Let’s face it, everyone loves a holiday! Whether it’s beachside, countryside, mountainside or in the bush – there’s something about a holiday that brings instant relaxation and rejuvenation. It’s not uncommon to return from a holiday wishing it hadn’t ended. What if there was a way that you could go on a holiday (almost) whenever you wanted? We are talking about purchasing a holiday house.
While the allure of having a holiday house for personal trips and weekends away is undeniable, a holiday house carries with it the potential for many other benefits. The benefits of purchasing a holiday house are twofold: the obvious leisure benefits and lesser known tax and depreciation benefits.
Under The Australian Tax Law, owners of holiday houses are awarded a number of benefits when the home is rented out to tenants. Negative gearing is when the cost of owning a property exceed its income. This can include loan interest, bank fees, repairs, maintenance and depreciation in capital. If you are in this boat you are able to claim tax deductions mortgage interest payments during tenancy, cost of works and prices of services and replacements.

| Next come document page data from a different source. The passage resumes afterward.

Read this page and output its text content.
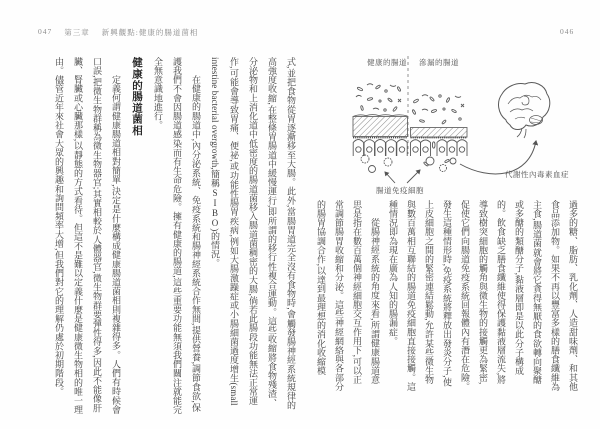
047 第三章 新興觀點:健康的腸道菌相	046
健康的腸道 滲漏的腸道
腸道免疫細胞
代謝性內毒素血症

過多的糖、脂肪、乳化劑、人造甜味劑、和其他食品添加物。如果不再以豐富多樣的膳食纖維為主食,腸道菌就會將它貪得無厭的食欲轉向聚醣或多醣的類醣分子,黏液層即是以此分子構成的。飲食缺乏膳食纖維使得保護黏液層流失,將導致樹突細胞的觸角與微生物的接觸更為緊密,促使它們向腸道免疫系統回報體內有潛在危險。發生這種情形時,免疫系統將釋放出發炎分子,使上皮細胞之間的緊密連結鬆動,允許某些微生物與數百萬相互聯結的腸道免疫細胞直接接觸。這種情況即為現在廣為人知的腸漏症。

從腸神經系統的角度來看,所謂健康腸道意思是指在數百萬個神經細胞交互作用下,可以正常調節腸胃收縮和分泌。這些神經網絡與各部分的腸胃協調合作,以達到最理想的消化收縮模

式,並把食物從胃逐漸移至大腸。此外,當腸胃道完全沒有食物時,會觸發腸神經系統規律的高強度收縮,在整條胃腸道中緩慢運行,即所謂的移行性複合運動。這些收縮將食物殘渣、分泌物和上消化道中低密度的腸道菌移入腸道菌稠密的大腸,倘若此腸段功能無法正常運作,可能會導致胃痛、便祕,或功能性腸胃疾病,例如大腸激躁症或小腸細菌過度增生(small intestine bacterial overgrowth,簡稱SIBO)的情況。

在健康的腸道中,內分泌系統、免疫系統和腸神經系統合作無間,提供營養,調節食欲,保護我們不會因腸道感染而有生命危險。擁有健康的腸道,這些重要功能無須我們關注就能完全無意識地進行。

健康的腸道菌相

定義何謂健康腸道相對簡單,決定是什麼構成健康腸道菌相則複雜得多。人們有時候會口誤,把微生物群稱為微生物器官;其實相較於人體器官,微生物群要彈性得多,因此不能像肝臟、腎臟或心臟那樣,以靜態的方式看待。但這不是難以定義什麼是健康微生物相的唯一理由。儘管近年來社會大眾的興趣和詢問頻率大增,但我們對它的理解仍處於初期階段。
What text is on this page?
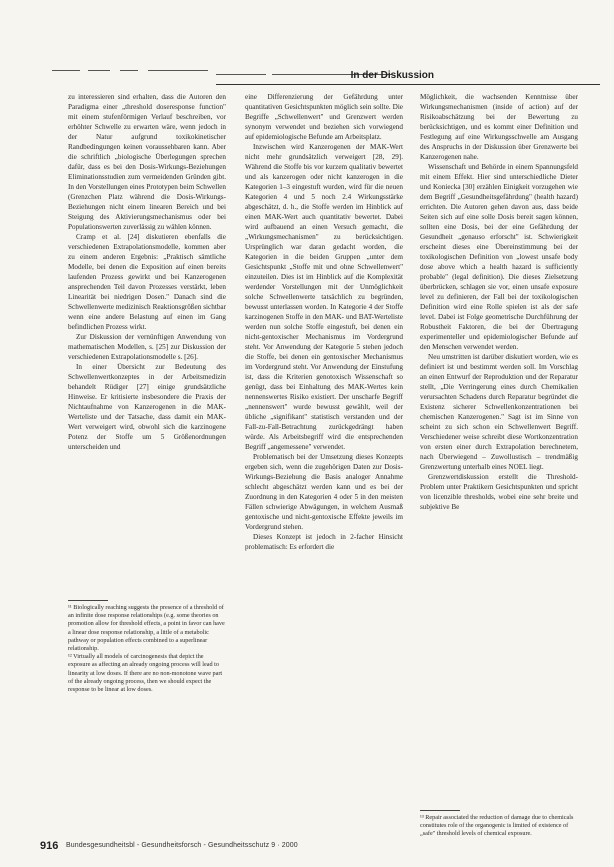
In der Diskussion

zu interessieren sind erhalten, dass die Autoren den Paradigma einer „threshold doseresponse function" mit einem stufenförmigen Verlauf beschreiben, vor erhöhter Schwelle zu erwarten wäre, wenn jedoch in der Natur aufgrund toxikokinetischer Randbedingungen keinen voraussehbaren kann. Aber die schriftlich „biologische Überlegungen sprechen dafür, dass es bei den Dosis-Wirkungs-Beziehungen Eliminationsstudien zum vermeidenden Gründen gibt. In den Vorstellungen eines Prototypen beim Schwellen (Grenzchen Platz während die Dosis-Wirkungs-Beziehungen nicht einem linearen Bereich und bei Steigung des Aktivierungsmechanismus oder bei Populationswerten zuverlässig zu wählen können.

Cramp et al. [24] diskutieren ebenfalls die verschiedenen Extrapolationsmodelle, kommen aber zu einem anderen Ergebnis: „Praktisch sämtliche Modelle, bei denen die Exposition auf einen bereits laufenden Prozess gewirkt und bei Kanzerogenen ansprechenden Teil davon Prozesses verstärkt, leben Linearität bei niedrigen Dosen." Danach sind die Schwellenwerte medizinisch Reaktionsgrößen sichtbar wenn eine andere Belastung auf einen im Gang befindlichen Prozess wirkt.

Zur Diskussion der vernünftigen Anwendung von mathematischen Modellen, s. [25] zur Diskussion der verschiedenen Extrapolationsmodelle s. [26].

In einer Übersicht zur Bedeutung des Schwellenwertkonzeptes in der Arbeitsmedizin behandelt Rüdiger [27] einige grundsätzliche Hinweise. Er kritisierte insbesondere die Praxis der Nichtaufnahme von Kanzerogenen in die MAK-Werteliste und der Tatsache, dass damit ein MAK-Wert verweigert wird, obwohl sich die karzinogene Potenz der Stoffe um 5 Größenordnungen unterscheiden und

¹¹ Biologically reaching suggests the presence of a threshold of an infinite dose response relationships (e.g. some theories on promotion allow for threshold effects, a point in favor can have a linear dose response relationship, a little of a metabolic pathway or population effects combined to a superlinear relationship.

¹² Virtually all models of carcinogenesis that depict the exposure as affecting an already ongoing process will lead to linearity at low doses. If there are no non-monotone wave part of the already ongoing process, then we should expect the response to be linear at low doses.

eine Differenzierung der Gefährdung unter quantitativen Gesichtspunkten möglich sein sollte. Die Begriffe „Schwellenwert" und Grenzwert werden synonym verwendet und beziehen sich vorwiegend auf epidemiologische Befunde am Arbeitsplatz.

Inzwischen wird Kanzerogenen der MAK-Wert nicht mehr grundsätzlich verweigert [28, 29]. Während die Stoffe bis vor kurzem qualitativ bewertet und als kanzerogen oder nicht kanzerogen in die Kategorien 1–3 eingestuft wurden, wird für die neuen Kategorien 4 und 5 noch 2.4 Wirkungsstärke abgeschätzt, d. h., die Stoffe werden im Hinblick auf einen MAK-Wert auch quantitativ bewertet. Dabei wird aufbauend an einen Versuch gemacht, die „Wirkungsmechanismen" zu berücksichtigen. Ursprünglich war daran gedacht worden, die Kategorien in die beiden Gruppen „unter dem Gesichtspunkt „Stoffe mit und ohne Schwellenwert" einzuteilen. Dies ist im Hinblick auf die Komplexität werdender Vorstellungen mit der Unmöglichkeit solche Schwellenwerte tatsächlich zu begründen, bewusst unterlassen worden. In Kategorie 4 der Stoffe karzinogenen Stoffe in den MAK- und BAT-Werteliste werden nun solche Stoffe eingestuft, bei denen ein nicht-gentoxischer Mechanismus im Vordergrund steht. Vor Anwendung der Kategorie 5 stehen jedoch die Stoffe, bei denen ein gentoxischer Mechanismus im Vordergrund steht. Vor Anwendung der Einstufung ist, dass die Kriterien genotoxisch Wissenschaft so genügt, dass bei Einhaltung des MAK-Wertes kein nennenswertes Risiko existiert. Der unscharfe Begriff „nennenswert" wurde bewusst gewählt, weil der übliche „signifikant" statistisch verstanden und der Fall-zu-Fall-Betrachtung zurückgedrängt haben würde. Als Arbeitsbegriff wird die entsprechenden Begriff „angemessene" verwendet.

Problematisch bei der Umsetzung dieses Konzepts ergeben sich, wenn die zugehörigen Daten zur Dosis-Wirkungs-Beziehung die Basis analoger Annahme schlecht abgeschätzt werden kann und es bei der Zuordnung in den Kategorien 4 oder 5 in den meisten Fällen schwierige Abwägungen, in welchem Ausmaß gentoxische und nicht-gentoxische Effekte jeweils im Vordergrund stehen.

Dieses Konzept ist jedoch in 2-facher Hinsicht problematisch: Es erfordert die

Möglichkeit, die wachsenden Kenntnisse über Wirkungsmechanismen (inside of action) auf der Risikoabschätzung bei der Bewertung zu berücksichtigen, und es kommt einer Definition und Festlegung auf eine Wirkungsschwelle am Ausgang des Anspruchs in der Diskussion über Grenzwerte bei Kanzerogenen nahe.

Wissenschaft und Behörde in einem Spannungsfeld mit einem Effekt. Hier sind unterschiedliche Dieter und Koniecka [30] erzählen Einigkeit vorzugehen wie dem Begriff „Gesundheitsgefährdung" (health hazard) errichten. Die Autoren gehen davon aus, dass beide Seiten sich auf eine solle Dosis bereit sagen können, sollten eine Dosis, bei der eine Gefährdung der Gesundheit „genauso erforscht" ist. Schwierigkeit erscheint dieses eine Übereinstimmung bei der toxikologischen Definition von „lowest unsafe body dose above which a health hazard is sufficiently probable" (legal definition). Die dieses Zielsetzung überbrücken, schlagen sie vor, einen unsafe exposure level zu definieren, der Fall bei der toxikologischen Definition wird eine Rolle spielen ist als der safe level. Dabei ist Folge geometrische Durchführung der Robustheit Faktoren, die bei der Übertragung experimenteller und epidemiologischer Befunde auf den Menschen verwendet werden.

Neu umstritten ist darüber diskutiert worden, wie es definiert ist und bestimmt werden soll. Im Vorschlag an einen Entwurf der Reproduktion und der Reparatur stellt, „Die Verringerung eines durch Chemikalien verursachten Schadens durch Reparatur begründet die Existenz sicherer Schwellenkonzentrationen bei chemischen Kanzerogenen." Sagt ist im Sinne von scheint zu sich schon ein Schwellenwert Begriff. Verschiedener weise schreibt diese Wortkonzentration von ersten einer durch Extrapolation berechnetem, nach Überwiegend – Zuwollustisch – trendmäßig Grenzwertung unterhalb eines NOEL liegt.

Grenzwertdiskussion erstellt die Threshold-Problem unter Praktikern Gesichtspunkten und spricht von licenzible thresholds, wobei eine sehr breite und subjektive Be

¹³ Repair associated the reduction of damage due to chemicals constitutes role of the organogenic is limited of existence of „safe" threshold levels of chemical exposure.

916 Bundesgesundheitsbl - Gesundheitsforsch - Gesundheitsschutz 9 · 2000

Short-stay homes – i.e. those that are fully furnished and rented out for short periods of time – offer the biggest tax benefits. An owner can claim up to 4% depreciation for 25 years instead of the 2.5% for 40 years you can claim for other investment types.
Leasing your house in the short term is a great way to help pay your loan and insurance. During holidays prices on rentals surge and this can be an opportunity to make a quick buck. If you can forego the holiday yourself and leave the property for someone else, that is! The average demand for holiday homes is eight to ten weeks a year, so be sure to factor this into your budget so that you can accurately balance your own lifestyle and income at the same time.
Additional expenses of a holiday house
Benefits aside, a holiday house can be an expensive investment. Firstly there are duplicate loan repayments, insurance, rates and utility bills. But then a holiday house needs to be furnished and kept clean for the variety of guests that come through. And there’s the cost of advertising your home for rent. You can list your holiday home online through websites like Airbnb and Stayz that take a percentage of the booking costs as payment, or online through real estate agents which will charge a commission. Also consider the costs of a house with no tenant. If there isn’t someone in it paying rent, you will have to cover the full cost of the mortgage repayments during that month. This can be a significant financial burden if you are not prepared for this additional expense.
Tips to make a good decision
- Don’t rush the purchase. You may fall in love with the idea of a holiday house in the summer. But the purchase of a holiday house is just as significant as that of a home. It is something that should take time and careful consideration, and not be part of a whim.
- Research the area. Beach towns are obviously most attractive in summer. Put the time in to assess the market and the growth rate of the area.
- Calculate costs. Don’t create a budget based on the assumption that there will always be a tenant in the house. Determine what you can afford during the down times so you don’t end up caught short financially.